KBRN, Baubau : Ratusan  Warga Kelurahan Bone – bone Kecamatan Batupoaro Kota Baubau memadati Pesisir Pantai Morikana Bone-Bone demi ritual Haroana Andala di Pesisir Pantai Morikana Bone-bone.Kamis,(21/10/2021).

Haroana Andala merupakan warisan leluhur masyarakat Bone-bone sejak zaman dulu sebagai wujud syukur kepada sang pencipta atas limpahan rezeki dari hasil laut.

Tahun ini rangkain kegiatan berlangsung hikmat dan meriah karena ada beberapa hiburan tarian silat Balaba, Ekshibisi perahu Naga dan Perahu Layar, Lomba perahu sampan tradisional dan Pekande-kandea (makan bersama).

Acara juga disaksikan Sekretaris daerah Kota Baubau Roni Muchtar bersama jajaran Organisasi Perangkat Daerah sebagai tamu diundang.

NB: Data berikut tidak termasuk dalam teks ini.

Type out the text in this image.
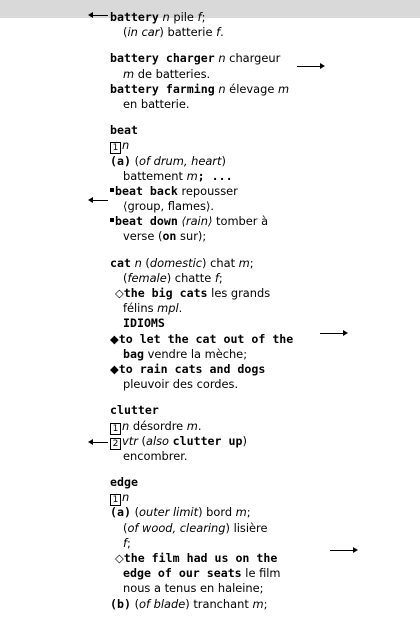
battery n pile f;
(in car) batterie f.
battery charger n chargeur
m de batteries.
battery farming n élevage m
en batterie.
beat
1 n
(a) (of drum, heart)
battement m; ...
beat back repousser
⟨group, flames⟩.
beat down ⟨rain⟩ tomber à
verse (on sur);
cat n (domestic) chat m;
(female) chatte f;
◇the big cats les grands
félins mpl.
IDIOMS
◆to let the cat out of the
bag vendre la mèche;
◆to rain cats and dogs
pleuvoir des cordes.
clutter
1 n désordre m.
2 vtr (also clutter up)
encombrer.
edge
1 n
(a) (outer limit) bord m;
(of wood, clearing) lisière
f;
◇the film had us on the
edge of our seats le film
nous a tenus en haleine;
(b) (of blade) tranchant m;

Ketua Lembaga Pemberdayaan Masyarakat (LPM) Kelurahan Bone-bone  Nurdin dalam sinopsisnya  menyebutkan Ritual tahunan tersebut telah rutin dilaksanakan turun-temurun oleh masyarakat nelayan  sebagai salah satu prosesi adat bernuansa syahadatain dan permohonan kepada Allah S.W.T dengan harapan dilimpahkan rahmat, keselamatan dan rezeki dalam mencari nafkah di laut.

Secara umum pelaksanaan ritual dilaksanakan dengan nuansa magis, diawali pemanjatan doa kepada sang pencipta, dilanjutkan dengan pembuatan ‘Bente’ (bahan baku dari padi) sebagai simbol tameng diri dari setiap nelayan dalam melaksanakan aktivitasnya di laut.

“Selanjutnya bahtera berisi bahan makanan diangkut keatas kapal dan dibawa ke laut  pantai Waara,”jelas Nurdin.

Ia berharap Pemerintah daerah melalui dinas terkait turut andil memperhatikan ritual tersebut  sebagai warisan leluhur, serta turut menjaga dan melestarikan budaya lokal sehingga mampu menarik wisatawan domestik maupun mancanegara.

Menanggapi itu Sekda Baubau Roni Muchtar siap mendukung apa yang menjadi aspirasi masyarakat. Dirinya berkomitmen akan mengemas  pelaksanaan Ritual sehingga lebih menarik menjadi suatu event wisata.

“Saya pikir yang positif itu harus kita amini, mendukung dan berperan terkait pelaksanaannnya (ritual haroana andala), Kita harus gencar promosikan,”tutur Sekda.

Sementara Lurah Bone-Bone Muhamad Firman mengungkapkan kegiatan ritual terlaksana dengan apik berkat partisipasi aktif seluruh pihak, mulai dari majelis taklim, LPM, karantaruna, RT/RW serta tokoh agama, nelayan dan masyarakat.

“Ritual ini sejak zaman dulu sudah dilaksanakan oleh masyarakat dan pemerintah kelurahan juga memfasilitasi,”kata Firman.

Sejauh ini penganggaran kegiatan ritual masih sangat terbatas. Agar lebih meriah,  warga juga urunan menyumbang sesuai keiklasan masing-masing.

“Warga di Bone-bone kurang lebih 7.000 di dominasi nelayan,”tutupnya.